Baseline Design for a Next Generation Wide-Field-of-View Very-High-Energy Gamma-Ray Observatory

TL;DR

This paper proposes a baseline design for a next-generation wide-field-of-view gamma-ray observatory, aiming to improve sensitivity at sub-TeV energies and above 50 TeV, using simulations to optimize performance.

Contribution

It introduces a conceptual design for a new gamma-ray observatory optimized for broad sky monitoring and high-energy measurements, without detailed hardware simulations.

Findings

Performance optimization strategies identified through simulations.

Design achieves broad energy coverage from sub-TeV to above 50 TeV.
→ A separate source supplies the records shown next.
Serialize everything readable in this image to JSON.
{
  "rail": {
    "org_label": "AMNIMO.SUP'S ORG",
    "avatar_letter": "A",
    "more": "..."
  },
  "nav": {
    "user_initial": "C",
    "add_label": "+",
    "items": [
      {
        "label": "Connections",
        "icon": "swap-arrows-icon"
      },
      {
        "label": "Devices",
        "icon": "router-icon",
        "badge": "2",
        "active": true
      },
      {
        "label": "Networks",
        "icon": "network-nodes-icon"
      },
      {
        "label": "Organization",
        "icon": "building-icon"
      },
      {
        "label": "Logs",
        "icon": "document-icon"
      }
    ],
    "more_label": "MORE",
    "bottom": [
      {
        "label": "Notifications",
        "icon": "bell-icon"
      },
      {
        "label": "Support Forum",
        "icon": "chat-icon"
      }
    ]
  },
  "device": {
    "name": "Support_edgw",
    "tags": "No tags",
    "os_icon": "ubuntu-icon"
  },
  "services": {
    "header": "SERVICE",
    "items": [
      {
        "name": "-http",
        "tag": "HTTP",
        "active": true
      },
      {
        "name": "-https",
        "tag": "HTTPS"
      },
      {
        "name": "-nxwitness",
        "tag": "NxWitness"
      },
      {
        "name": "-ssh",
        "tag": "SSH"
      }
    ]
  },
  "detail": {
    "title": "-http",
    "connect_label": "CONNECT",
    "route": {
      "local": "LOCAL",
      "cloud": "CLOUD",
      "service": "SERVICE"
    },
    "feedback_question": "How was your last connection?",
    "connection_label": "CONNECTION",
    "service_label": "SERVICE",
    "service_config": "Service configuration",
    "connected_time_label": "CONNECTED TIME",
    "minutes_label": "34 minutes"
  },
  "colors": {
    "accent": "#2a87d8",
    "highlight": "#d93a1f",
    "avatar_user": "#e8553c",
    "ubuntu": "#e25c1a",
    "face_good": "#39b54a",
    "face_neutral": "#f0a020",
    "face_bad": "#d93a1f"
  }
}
Potential for enhanced dark matter and exotic physics searches.

Abstract

The TeV gamma ray sky is observable by recording footprints of extensive air showers with an array of particle detectors. In the northern hemisphere there are currently two projects employing this technique: The HAWC gamma ray observatory which is currently operational in Mexico and LHAASO in the Sichuan region in China which is currently under development. In the southern hemisphere several efforts are currently ongoing to investigate the feasibility of a similar observatory at very high altitude sites in the Andes. The science case for such an observatory should be complementary to the science to be performed by the future Cherenkov Telescope Array. There are two clear directions in which such an observatory could optimize its performance. Firstly, optimize the performance of sub-TeV energies. This is especially important to provide an unbiased monitoring of a large fraction of the sky for observations of transient and extended sources. Secondly, to obtain the largest photon statistics above roughly 50 TeV, which requires a large collection area with sufficient performance in angular and energy resolution. This would enable to extend spectral measurements of Galactic sources and gives the opportunity to search for dark matter and exotic physics in a new energy range. Using simulated air showers and a generalized detector description the performance of a conceptual observatory is studied and the ways to optimize it will be discussed. With this approach the baseline design of such an observatory can be obtained without the need of detailed simulations of the detector hardware.